Em oposição aos restantes dias do ano, o dia das bruxas é o único dia em que não há regras para viver o nosso lado mais monstruoso, escuro e sombrio. Atrás de uma máscara e por um dia, tudo se torna possível. A parte de nós que não é tão agradável e bonita é reconhecida e colocada à solta, ganhando um tão desejado espaço para gritar, desordenar e até assustar.
Talvez seja mesmo nesta falta de regras e na permissão para se ser assustador por um dia que reside a diversão e atração encontrada nesta tradição e seus rituais. Tornarmo-nos peritos no que é socialmente aceite, no que é colorido e agradável, obriga a conter e esconder de forma sistemática aquelas que consideramos ser as nossas características menos atrativas – conhecidas pelo senso comum como defeitos. Por sua vez, a conotação negativa associada a esta mesma designação e a reação estranha/negativa dos outros quando estas se revelam, geram com regularidade atitudes de autocrítica, negação e um desejo imenso de alterar/apagar esta parte de nós.
Deste modo, faz todo o sentido que a maior parte das pessoas que procura ajuda psicológica coloque ênfase na mudança, mas também que se aperceba que esta última, quando assente na vontade de ser o que não se é ou de estar onde ainda não se está, não acontece (tão rapidamente) como previsto. Pelo contrário, tal vontade parece resultar essencialmente em sensações de invalidação e autorrejeição, impeditivas de uma mudança que ocorre quando se é capaz de conhecer, explorar e aceitar tanto as qualidades e recursos que temos, como também, os nossos “calcanhares de aquiles”, as limitações que fazem parte de nós e podem corresponder a tendências específicas de sentir, pensar e agir.
É compreensível que o verbo aceitar possa fazer alguma confusão quando se fala de características que não gostamos em nós e que se manifestam de forma desagradável. No entanto, aceitar não é o mesmo que resignar. Segundo o dicionário de língua portuguesa:
- aceitar (verbo transitivo) - receber o que lhe é dado; receber com agrado; admitir; aprovar.
- resignar (verbo transitivo) - desistir a favor de outrem; renunciar a; abdicar de; conformar-se.
Enquanto que resignar pressupõe a conformação e um aprisionamento às limitações que se conhece – por exemplo, tenho dificuldade em lidar com pessoas então não vou sair de casa–, aceitar passa por adaptação, por assumir e abraçar com carinho e cuidado as tendências que não encaixam no que se gostaria de ser/estar ou no que é pedido pelos outros – por exemplo, se tenho tendência para sentir ansiedade perante momentos de avaliação, então, nos dias que antecipam estes momentos, tentar ter uma atitude de tolerância face aos pensamentos e sensações menos agradáveis que são naturais em mim e, ter especial atenção e cuidado com a acumulação de tarefas, horas de sono e exercícios de relaxamento.

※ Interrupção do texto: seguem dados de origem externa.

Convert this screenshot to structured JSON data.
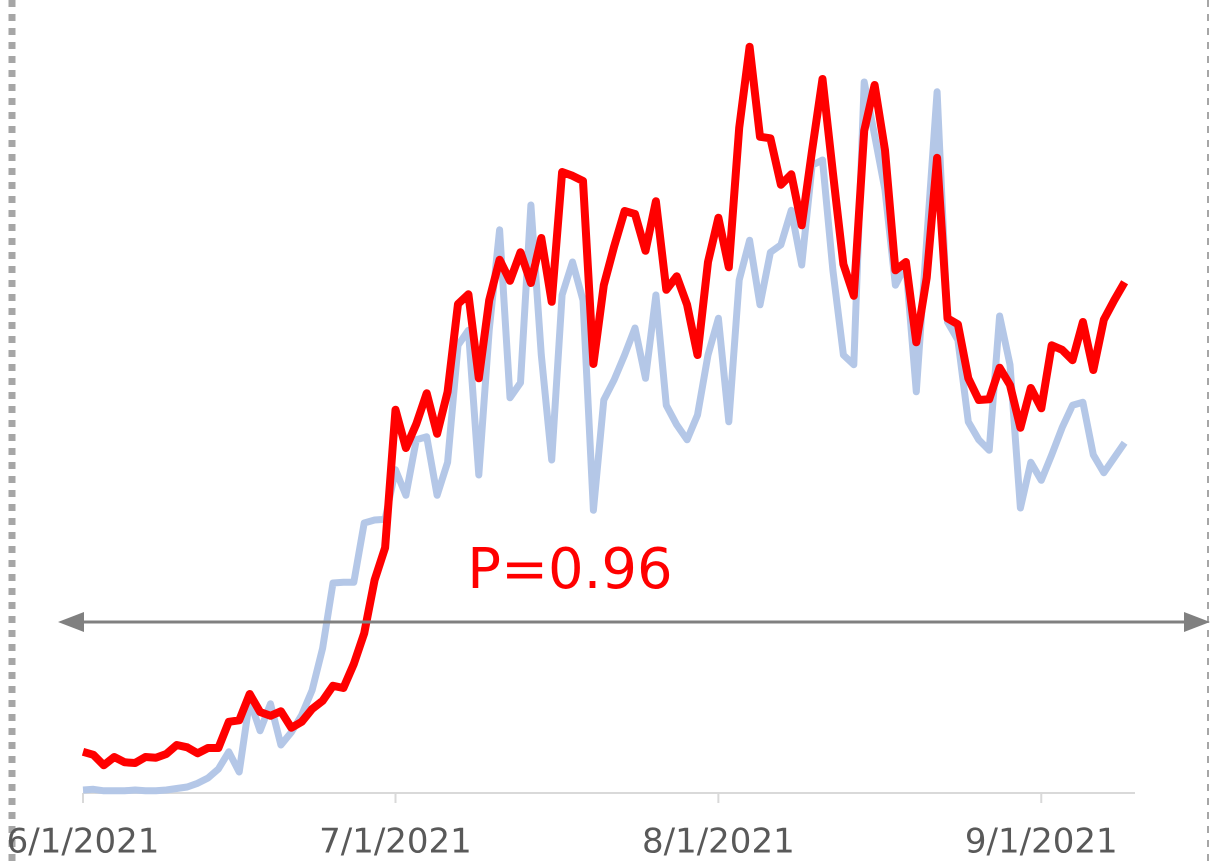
{
  "chart_data": {
    "type": "line",
    "annotation": "P=0.96",
    "x": [
      "2021-06-01",
      "2021-06-02",
      "2021-06-03",
      "2021-06-04",
      "2021-06-05",
      "2021-06-06",
      "2021-06-07",
      "2021-06-08",
      "2021-06-09",
      "2021-06-10",
      "2021-06-11",
      "2021-06-12",
      "2021-06-13",
      "2021-06-14",
      "2021-06-15",
      "2021-06-16",
      "2021-06-17",
      "2021-06-18",
      "2021-06-19",
      "2021-06-20",
      "2021-06-21",
      "2021-06-22",
      "2021-06-23",
      "2021-06-24",
      "2021-06-25",
      "2021-06-26",
      "2021-06-27",
      "2021-06-28",
      "2021-06-29",
      "2021-06-30",
      "2021-07-01",
      "2021-07-02",
      "2021-07-03",
      "2021-07-04",
      "2021-07-05",
      "2021-07-06",
      "2021-07-07",
      "2021-07-08",
      "2021-07-09",
      "2021-07-10",
      "2021-07-11",
      "2021-07-12",
      "2021-07-13",
      "2021-07-14",
      "2021-07-15",
      "2021-07-16",
      "2021-07-17",
      "2021-07-18",
      "2021-07-19",
      "2021-07-20",
      "2021-07-21",
      "2021-07-22",
      "2021-07-23",
      "2021-07-24",
      "2021-07-25",
      "2021-07-26",
      "2021-07-27",
      "2021-07-28",
      "2021-07-29",
      "2021-07-30",
      "2021-07-31",
      "2021-08-01",
      "2021-08-02",
      "2021-08-03",
      "2021-08-04",
      "2021-08-05",
      "2021-08-06",
      "2021-08-07",
      "2021-08-08",
      "2021-08-09",
      "2021-08-10",
      "2021-08-11",
      "2021-08-12",
      "2021-08-13",
      "2021-08-14",
      "2021-08-15",
      "2021-08-16",
      "2021-08-17",
      "2021-08-18",
      "2021-08-19",
      "2021-08-20",
      "2021-08-21",
      "2021-08-22",
      "2021-08-23",
      "2021-08-24",
      "2021-08-25",
      "2021-08-26",
      "2021-08-27",
      "2021-08-28",
      "2021-08-29",
      "2021-08-30",
      "2021-08-31",
      "2021-09-01",
      "2021-09-02",
      "2021-09-03",
      "2021-09-04",
      "2021-09-05",
      "2021-09-06",
      "2021-09-07",
      "2021-09-08",
      "2021-09-09"
    ],
    "series": [
      {
        "color": "#b4c7e7",
        "values": [
          0.4,
          0.5,
          0.3,
          0.3,
          0.3,
          0.4,
          0.3,
          0.3,
          0.4,
          0.6,
          0.8,
          1.3,
          2.0,
          3.2,
          5.5,
          2.8,
          12.4,
          8.3,
          11.9,
          6.4,
          8.1,
          10.4,
          13.7,
          19.3,
          28.0,
          28.1,
          28.1,
          36.0,
          36.4,
          36.5,
          43.1,
          39.7,
          47.1,
          47.5,
          39.7,
          44.1,
          59.7,
          61.7,
          42.4,
          61.7,
          75.1,
          52.7,
          54.7,
          78.4,
          58.4,
          44.4,
          66.4,
          70.8,
          65.7,
          37.7,
          52.4,
          55.1,
          58.4,
          62.0,
          55.3,
          66.4,
          51.7,
          49.1,
          47.1,
          50.4,
          58.4,
          63.3,
          49.5,
          68.4,
          73.7,
          65.1,
          72.1,
          73.1,
          77.7,
          70.4,
          83.7,
          84.4,
          69.7,
          58.4,
          57.1,
          94.8,
          87.7,
          80.4,
          67.7,
          70.4,
          53.5,
          73.7,
          93.5,
          62.8,
          60.4,
          49.5,
          47.1,
          45.7,
          63.6,
          57.1,
          38.0,
          44.1,
          41.7,
          45.1,
          48.7,
          51.7,
          52.1,
          45.1,
          42.7,
          44.7,
          46.7
        ]
      },
      {
        "color": "#ff0000",
        "values": [
          5.5,
          5.1,
          3.7,
          4.8,
          4.1,
          4.0,
          4.8,
          4.7,
          5.2,
          6.4,
          6.1,
          5.3,
          6.0,
          6.0,
          9.5,
          9.7,
          13.2,
          10.8,
          10.3,
          10.9,
          8.7,
          9.5,
          11.2,
          12.3,
          14.3,
          14.0,
          17.2,
          21.3,
          28.4,
          32.7,
          51.1,
          46.0,
          49.2,
          53.3,
          47.9,
          53.5,
          65.2,
          66.5,
          55.3,
          65.7,
          71.1,
          68.3,
          72.1,
          68.0,
          74.0,
          65.5,
          82.8,
          82.3,
          81.6,
          57.2,
          67.7,
          72.9,
          77.6,
          77.2,
          72.3,
          78.9,
          67.1,
          68.9,
          65.1,
          58.4,
          70.8,
          76.7,
          70.1,
          88.7,
          99.5,
          87.5,
          87.3,
          81.1,
          82.5,
          75.7,
          85.7,
          95.2,
          82.7,
          70.5,
          66.3,
          88.3,
          94.4,
          85.7,
          69.7,
          70.8,
          60.1,
          68.7,
          84.7,
          63.3,
          62.5,
          55.3,
          52.4,
          52.5,
          56.7,
          54.4,
          48.7,
          54.0,
          51.3,
          59.7,
          59.1,
          57.7,
          62.8,
          56.4,
          63.1,
          65.7,
          68.1
        ]
      }
    ],
    "xlim": [
      "2021-06-01",
      "2021-09-10"
    ],
    "xticks": [
      {
        "value": "2021-06-01",
        "label": "6/1/2021"
      },
      {
        "value": "2021-07-01",
        "label": "7/1/2021"
      },
      {
        "value": "2021-08-01",
        "label": "8/1/2021"
      },
      {
        "value": "2021-09-01",
        "label": "9/1/2021"
      }
    ],
    "ylim": [
      0,
      100
    ]
  }
}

É cansativo estar frequentemente a criar expectativas de mudança e a passar pela desilusão de não as concretizar por estas não estarem ajustadas de forma realista ao que são as nossas dificuldades. É cansativo estar sempre a lutar contra um lado que, apesar de assustador, faz parte de nós. É ao aceitar de braços abertos aquilo que são as nossas tendências naturais menos queridas e desejadas que a mente se abre para a mudança/adaptação que se procura.